The 9-model boundary chart is the synthesis of per-model recipe runs. To regenerate:

```bash
for MODEL in Qwen/Qwen2.5-{3B,7B,14B,72B} Qwen/Qwen3-{1.7B,4B,8B,14B}-Base meta-llama/Llama-3.2-3B Qwen/Qwen2.5-Coder-7B allenai/OLMo-2-1124-7B; do
    python evals/eval_raw.py --model "$MODEL" --bench humaneval  # baseline
    python recipe/bootstrap.py --model "$MODEL" --tag "boundary_$(echo $MODEL | tr '/' '_')"
done
```
Run time: ~3 hours on a single H100, ~$8 cost.

---

## Pair-count sweep (Figure 3)

```bash
for N in 10 21 40; do
    head -n $N data/pairs_7b_40.jsonl > /tmp/pairs_$N.jsonl
    python recipe/train_on_pairs.py \
        --model Qwen/Qwen2.5-7B \
        --pairs /tmp/pairs_$N.jsonl \
        --out adapter_n$N --epochs 2
    python evals/eval_raw.py \
        --model Qwen/Qwen2.5-7B --adapter adapter_n$N --bench humaneval
done
```
Expected: n=10 → ~51, n=21 → mean ~91, n=40 → mean ~105 (seed-dependent for small N).

---

## Related-work baseline

| Method | Script | Use |
|---|---|---|
| STaR / rejection-sampling FT on GSM8K | `experiments/star_baseline_gsm8k.py` | Comparison point for the curriculum result |

---

## Notes on stochasticity and reproducibility

- **vLLM sampling** is deterministic given a fixed seed, but vLLM 0.8.x can change pad/EOS handling between point releases.
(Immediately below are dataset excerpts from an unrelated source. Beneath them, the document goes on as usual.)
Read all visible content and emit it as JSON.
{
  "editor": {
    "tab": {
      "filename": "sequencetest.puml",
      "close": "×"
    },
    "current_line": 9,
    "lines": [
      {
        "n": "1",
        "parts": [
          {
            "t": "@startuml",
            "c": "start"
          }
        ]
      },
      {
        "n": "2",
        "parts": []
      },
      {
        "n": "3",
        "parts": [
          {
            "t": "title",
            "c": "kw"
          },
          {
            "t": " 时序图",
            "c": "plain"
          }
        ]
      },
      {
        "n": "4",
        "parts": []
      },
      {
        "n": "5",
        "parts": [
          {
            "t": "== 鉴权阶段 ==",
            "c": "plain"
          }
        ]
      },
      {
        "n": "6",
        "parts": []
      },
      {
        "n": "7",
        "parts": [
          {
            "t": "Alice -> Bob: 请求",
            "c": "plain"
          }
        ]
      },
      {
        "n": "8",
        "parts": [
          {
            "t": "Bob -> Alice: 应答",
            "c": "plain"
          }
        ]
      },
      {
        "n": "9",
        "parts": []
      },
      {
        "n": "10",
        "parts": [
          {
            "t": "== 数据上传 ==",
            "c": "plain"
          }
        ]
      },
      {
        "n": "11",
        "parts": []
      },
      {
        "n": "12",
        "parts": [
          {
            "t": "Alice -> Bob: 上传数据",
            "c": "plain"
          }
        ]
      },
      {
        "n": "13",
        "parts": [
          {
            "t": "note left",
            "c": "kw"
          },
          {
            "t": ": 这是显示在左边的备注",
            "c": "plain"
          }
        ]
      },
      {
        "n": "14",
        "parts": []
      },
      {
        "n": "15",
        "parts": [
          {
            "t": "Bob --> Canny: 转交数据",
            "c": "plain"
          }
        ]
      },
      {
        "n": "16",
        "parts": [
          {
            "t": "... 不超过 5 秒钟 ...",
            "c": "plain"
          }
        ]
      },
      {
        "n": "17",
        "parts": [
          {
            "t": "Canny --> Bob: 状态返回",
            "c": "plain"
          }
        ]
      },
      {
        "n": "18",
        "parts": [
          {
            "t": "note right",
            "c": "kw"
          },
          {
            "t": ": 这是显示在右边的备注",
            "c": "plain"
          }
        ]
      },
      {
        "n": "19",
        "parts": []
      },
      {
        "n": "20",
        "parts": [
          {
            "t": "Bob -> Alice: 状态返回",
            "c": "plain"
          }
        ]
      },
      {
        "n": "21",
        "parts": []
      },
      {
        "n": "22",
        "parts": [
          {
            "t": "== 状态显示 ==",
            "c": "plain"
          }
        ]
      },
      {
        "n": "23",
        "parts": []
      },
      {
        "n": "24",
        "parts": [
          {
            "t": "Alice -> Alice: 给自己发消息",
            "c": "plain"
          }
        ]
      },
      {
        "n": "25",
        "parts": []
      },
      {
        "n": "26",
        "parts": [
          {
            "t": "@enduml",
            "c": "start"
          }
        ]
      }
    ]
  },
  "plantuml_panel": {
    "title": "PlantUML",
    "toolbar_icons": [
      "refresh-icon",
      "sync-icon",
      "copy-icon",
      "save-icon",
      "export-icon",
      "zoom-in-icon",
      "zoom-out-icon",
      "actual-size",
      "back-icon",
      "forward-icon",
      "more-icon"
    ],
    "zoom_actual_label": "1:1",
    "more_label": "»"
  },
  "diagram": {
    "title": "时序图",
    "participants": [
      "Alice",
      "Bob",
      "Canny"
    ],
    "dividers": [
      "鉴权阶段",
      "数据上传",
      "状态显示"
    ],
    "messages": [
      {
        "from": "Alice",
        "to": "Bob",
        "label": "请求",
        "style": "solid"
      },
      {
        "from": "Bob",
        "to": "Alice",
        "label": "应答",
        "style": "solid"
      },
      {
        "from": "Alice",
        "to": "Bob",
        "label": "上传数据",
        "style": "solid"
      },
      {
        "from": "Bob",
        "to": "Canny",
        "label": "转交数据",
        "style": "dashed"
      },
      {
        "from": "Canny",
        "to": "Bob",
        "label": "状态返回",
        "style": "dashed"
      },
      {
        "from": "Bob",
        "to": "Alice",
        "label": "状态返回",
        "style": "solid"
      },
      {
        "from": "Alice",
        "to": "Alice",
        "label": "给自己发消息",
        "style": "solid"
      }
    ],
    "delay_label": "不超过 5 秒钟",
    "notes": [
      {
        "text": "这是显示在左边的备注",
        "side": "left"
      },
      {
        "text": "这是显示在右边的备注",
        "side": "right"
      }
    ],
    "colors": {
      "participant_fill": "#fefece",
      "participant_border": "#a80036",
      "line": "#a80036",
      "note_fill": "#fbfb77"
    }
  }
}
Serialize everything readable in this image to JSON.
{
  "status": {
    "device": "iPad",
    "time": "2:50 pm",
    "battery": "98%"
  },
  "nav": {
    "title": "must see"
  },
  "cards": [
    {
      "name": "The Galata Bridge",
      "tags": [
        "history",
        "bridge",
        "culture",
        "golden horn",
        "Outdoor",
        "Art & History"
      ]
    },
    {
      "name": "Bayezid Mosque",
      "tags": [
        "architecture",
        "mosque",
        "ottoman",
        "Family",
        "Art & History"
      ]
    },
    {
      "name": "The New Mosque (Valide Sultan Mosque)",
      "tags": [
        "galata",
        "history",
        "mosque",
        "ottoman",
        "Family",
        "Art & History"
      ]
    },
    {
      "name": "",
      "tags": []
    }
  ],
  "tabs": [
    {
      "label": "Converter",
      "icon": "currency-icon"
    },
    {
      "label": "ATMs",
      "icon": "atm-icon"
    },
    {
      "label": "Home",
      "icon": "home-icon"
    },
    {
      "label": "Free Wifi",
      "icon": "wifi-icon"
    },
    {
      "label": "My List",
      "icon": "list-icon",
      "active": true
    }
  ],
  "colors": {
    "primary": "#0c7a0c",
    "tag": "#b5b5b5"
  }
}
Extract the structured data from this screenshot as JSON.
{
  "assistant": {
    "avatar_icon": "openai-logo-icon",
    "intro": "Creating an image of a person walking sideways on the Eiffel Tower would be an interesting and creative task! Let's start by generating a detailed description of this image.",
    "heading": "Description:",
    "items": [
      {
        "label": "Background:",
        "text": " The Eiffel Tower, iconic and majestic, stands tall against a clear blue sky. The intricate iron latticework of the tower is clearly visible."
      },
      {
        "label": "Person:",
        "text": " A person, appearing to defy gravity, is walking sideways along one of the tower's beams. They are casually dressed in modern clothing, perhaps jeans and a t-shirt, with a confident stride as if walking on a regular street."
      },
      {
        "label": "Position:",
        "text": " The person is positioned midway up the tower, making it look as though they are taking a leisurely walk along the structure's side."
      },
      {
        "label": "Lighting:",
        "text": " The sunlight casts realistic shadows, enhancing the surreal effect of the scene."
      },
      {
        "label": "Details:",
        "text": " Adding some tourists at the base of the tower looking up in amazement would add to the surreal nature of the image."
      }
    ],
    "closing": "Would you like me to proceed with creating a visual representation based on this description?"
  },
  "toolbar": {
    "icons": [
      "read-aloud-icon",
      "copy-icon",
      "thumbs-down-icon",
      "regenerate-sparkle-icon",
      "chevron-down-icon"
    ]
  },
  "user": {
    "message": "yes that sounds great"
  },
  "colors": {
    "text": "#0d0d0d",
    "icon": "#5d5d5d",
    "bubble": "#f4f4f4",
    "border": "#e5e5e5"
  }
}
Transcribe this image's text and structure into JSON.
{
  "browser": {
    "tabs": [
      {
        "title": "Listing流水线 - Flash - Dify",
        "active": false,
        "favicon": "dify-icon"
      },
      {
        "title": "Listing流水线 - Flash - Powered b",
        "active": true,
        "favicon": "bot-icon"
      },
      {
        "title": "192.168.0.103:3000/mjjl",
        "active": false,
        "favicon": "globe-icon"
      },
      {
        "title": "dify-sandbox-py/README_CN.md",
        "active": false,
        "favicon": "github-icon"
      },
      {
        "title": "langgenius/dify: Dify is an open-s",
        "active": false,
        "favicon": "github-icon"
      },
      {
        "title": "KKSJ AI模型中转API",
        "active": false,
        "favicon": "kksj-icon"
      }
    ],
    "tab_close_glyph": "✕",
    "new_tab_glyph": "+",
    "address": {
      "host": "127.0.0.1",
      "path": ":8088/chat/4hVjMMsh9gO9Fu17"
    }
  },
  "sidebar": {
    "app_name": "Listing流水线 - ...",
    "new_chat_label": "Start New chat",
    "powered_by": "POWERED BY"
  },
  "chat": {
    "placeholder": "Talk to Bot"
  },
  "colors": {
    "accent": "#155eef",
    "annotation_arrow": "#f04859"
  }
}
Pin to 0.8.5.
- **LoRA training is seed-sensitive at small N.** 7B 40-pair: 95–112/164 across seeds 7/13/42. 14B 100-pair: 130–134/164 (tighter).
- **Stop tokens matter.** Use `--stop "\nclass " --stop "\nif __name__"` for raw-completion eval. Wrong stop tokens cut output and produce artifactually low baselines. We hit this earlier in the project; the paper §2 documents the fix.

---

## Cost reference (May 2026, RunPod)

| Workflow | Hardware | Wall time | Cost |
|---|---|---|---|
| 7B headline (fast path) | RTX 6000 Ada 48GB | ~30 min | ~$0.50 |
| 14B 80.5% (fast path) | H100 80GB | ~30 min | ~$1.50 |
| 14B 80.5% full path | H100 80GB | ~95 min | ~$3.50 |
| GSM8K 32→66 curriculum | RTX 6000 Ada | ~30 min | ~$0.50 |
| TTS scaling sweep (one model) | H100 80GB | ~30 min | ~$1.50 |
| Full 9-model boundary chart | H100 80GB | ~3 hrs | ~$8 |
| Every negative result | mixed | ~5 hrs total | ~$15 |

Verify all paper numbers via fast path: **under $10**. Full reproduction from scratch (including all negative results and the full TTS sweep): **~$50**, matching the paper's reported total spend.